Auch wenn die Schreibmaschinensammler des
IFHB in der Mehrzahl waren, so gab es doch auch ein paar Rechenmaschinenschnäppchen beim Tauschmarkt. Diesmal war das Zentralthema Kryptologie und Enigma. Gemischt Deutsch und Italienisch gab es hochinteressante Vorträge dazu.
Klaus Schmeh konnte aus seiner umfangreichen Autorenerfahrung von der Geschichte einiger Kryptologierätsel und deren Auflösung berichten. Er verriet uns sogar Einzelheiten von seiner Reproduktion des sogenannten
Voinich-Manuskripts: von Internet runter laden, ausdrucken und in kaltem Kaffee altern. Ganz stolz entfaltete er das richtig echt wirkende Exemplar.
Aber dessen seit hunderten Jahren mysteriöse Inhalt bleibt weiterhin im dunklen, auch wenn sich daran vergeblich der bekannte Entschlüssler des
Zimmermann-Telegramms des ersten Weltkriegs versucht hatte.

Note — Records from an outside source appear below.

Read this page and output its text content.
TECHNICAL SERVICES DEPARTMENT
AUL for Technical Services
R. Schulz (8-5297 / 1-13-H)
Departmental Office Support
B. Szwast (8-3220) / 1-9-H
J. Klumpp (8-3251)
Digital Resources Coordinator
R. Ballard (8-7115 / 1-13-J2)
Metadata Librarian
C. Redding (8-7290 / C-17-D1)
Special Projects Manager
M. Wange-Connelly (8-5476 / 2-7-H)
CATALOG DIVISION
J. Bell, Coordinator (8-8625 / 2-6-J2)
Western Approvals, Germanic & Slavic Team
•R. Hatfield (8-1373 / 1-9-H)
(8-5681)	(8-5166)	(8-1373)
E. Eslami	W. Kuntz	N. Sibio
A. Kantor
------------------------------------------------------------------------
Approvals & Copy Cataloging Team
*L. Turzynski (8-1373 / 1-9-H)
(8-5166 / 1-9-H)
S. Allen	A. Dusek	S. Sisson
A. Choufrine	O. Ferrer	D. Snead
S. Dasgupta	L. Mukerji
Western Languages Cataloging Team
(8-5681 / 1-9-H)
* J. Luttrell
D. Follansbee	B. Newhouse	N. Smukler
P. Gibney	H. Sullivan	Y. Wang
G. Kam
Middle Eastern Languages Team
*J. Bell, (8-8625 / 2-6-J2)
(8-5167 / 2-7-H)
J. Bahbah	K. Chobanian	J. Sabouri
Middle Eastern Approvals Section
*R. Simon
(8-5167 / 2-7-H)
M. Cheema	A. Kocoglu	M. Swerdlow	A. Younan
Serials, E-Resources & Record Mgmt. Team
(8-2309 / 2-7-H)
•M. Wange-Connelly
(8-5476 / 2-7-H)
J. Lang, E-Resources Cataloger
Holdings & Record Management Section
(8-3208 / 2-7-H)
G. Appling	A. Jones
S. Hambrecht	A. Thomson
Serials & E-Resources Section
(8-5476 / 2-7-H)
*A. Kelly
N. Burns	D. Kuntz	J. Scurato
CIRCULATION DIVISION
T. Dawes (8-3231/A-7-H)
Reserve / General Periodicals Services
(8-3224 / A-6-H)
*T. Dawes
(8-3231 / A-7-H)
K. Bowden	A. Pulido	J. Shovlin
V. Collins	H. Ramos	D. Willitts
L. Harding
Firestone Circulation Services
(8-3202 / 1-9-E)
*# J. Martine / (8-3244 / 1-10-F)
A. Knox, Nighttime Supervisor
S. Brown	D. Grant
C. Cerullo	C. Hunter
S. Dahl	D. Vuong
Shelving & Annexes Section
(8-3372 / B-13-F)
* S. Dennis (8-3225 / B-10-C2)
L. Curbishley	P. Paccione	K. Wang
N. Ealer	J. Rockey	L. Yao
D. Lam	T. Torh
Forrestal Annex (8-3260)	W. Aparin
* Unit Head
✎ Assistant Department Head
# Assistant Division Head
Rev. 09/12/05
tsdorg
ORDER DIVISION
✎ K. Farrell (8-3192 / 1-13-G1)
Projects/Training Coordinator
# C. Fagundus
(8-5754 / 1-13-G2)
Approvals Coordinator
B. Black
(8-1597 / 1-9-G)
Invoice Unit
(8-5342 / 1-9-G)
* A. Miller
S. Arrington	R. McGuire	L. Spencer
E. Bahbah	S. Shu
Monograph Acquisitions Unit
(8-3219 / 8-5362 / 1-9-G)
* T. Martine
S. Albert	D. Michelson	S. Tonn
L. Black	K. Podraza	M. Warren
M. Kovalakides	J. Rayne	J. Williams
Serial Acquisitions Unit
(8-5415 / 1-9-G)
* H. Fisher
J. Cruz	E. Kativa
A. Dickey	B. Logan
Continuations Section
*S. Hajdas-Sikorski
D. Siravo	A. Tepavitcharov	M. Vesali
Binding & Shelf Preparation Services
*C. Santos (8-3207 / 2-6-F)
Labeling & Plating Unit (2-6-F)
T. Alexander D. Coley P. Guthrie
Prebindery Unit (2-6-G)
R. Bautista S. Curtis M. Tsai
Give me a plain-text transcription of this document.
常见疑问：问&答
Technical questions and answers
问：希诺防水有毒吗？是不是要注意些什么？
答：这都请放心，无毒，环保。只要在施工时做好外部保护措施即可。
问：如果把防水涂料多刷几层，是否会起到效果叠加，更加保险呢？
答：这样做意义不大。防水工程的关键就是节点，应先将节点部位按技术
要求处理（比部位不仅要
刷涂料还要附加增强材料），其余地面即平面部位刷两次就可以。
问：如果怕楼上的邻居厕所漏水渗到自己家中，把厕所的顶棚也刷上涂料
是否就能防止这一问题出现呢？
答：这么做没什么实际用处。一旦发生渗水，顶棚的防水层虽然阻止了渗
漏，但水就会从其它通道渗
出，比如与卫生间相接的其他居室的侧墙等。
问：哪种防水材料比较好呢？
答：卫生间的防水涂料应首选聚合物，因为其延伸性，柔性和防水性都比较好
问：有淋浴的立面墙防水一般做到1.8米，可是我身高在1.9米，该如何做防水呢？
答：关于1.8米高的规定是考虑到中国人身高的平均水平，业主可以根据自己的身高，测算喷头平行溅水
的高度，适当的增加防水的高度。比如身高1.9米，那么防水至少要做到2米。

Neben den profunden Erläuterungen zu einigen speziellen Kryptologie-Systemen hatte Schmeh anschließend Gelegenheit, mit den anwesenden Sammlern deren mitgebrachte Preziösen zu diskutieren und zu analysieren. Besonders interessierte natürlich die aus der Schweiz mitgebrachte
SPHINX-Schreib- und -Kryptographie-Maschine. In seinem [www.schmeh.org/ regelmäßigen Blog] hat er gleich mit Ansätzen zu ihrer Funktionsweise angefangen: es scheint, die Scheiben an der Seite dienen zur unregelmäßigen Verdrehung der Schreibwalze, sodass die Buchstaben der Worte auf verschiedene Zeilen verteilt und damit (fast) unleserlich werden. Der Schweizer Besitzer der Maschine wird sicher bald genaueres mitteilen können.
Die beiden anderen Vorträge waren an die Italienischen Freunde gerichtet. Der Vortrag des hier Schreibenden, La storia dei messaggi segreti fino alle macchine crittografiche, versuchte anhand der klassischen Verfahren die Grundlagen der Kryptographie und Kryptoanalyse zu erklären und streifte die Probleme der monoalphabetischen Buchstabenverschiebung der sogenannten
Caesar-Verschlüsselung, welche durch eine einfache
Frequenzanalyse sofort das besonders im Englischen und Deutschen häufige e identifizieren lässt. Von den kryptographischen Maschinen wurde die
Enigma fast nur beiläufig behandelt, da sie in einer andere Session breiten Raum fand.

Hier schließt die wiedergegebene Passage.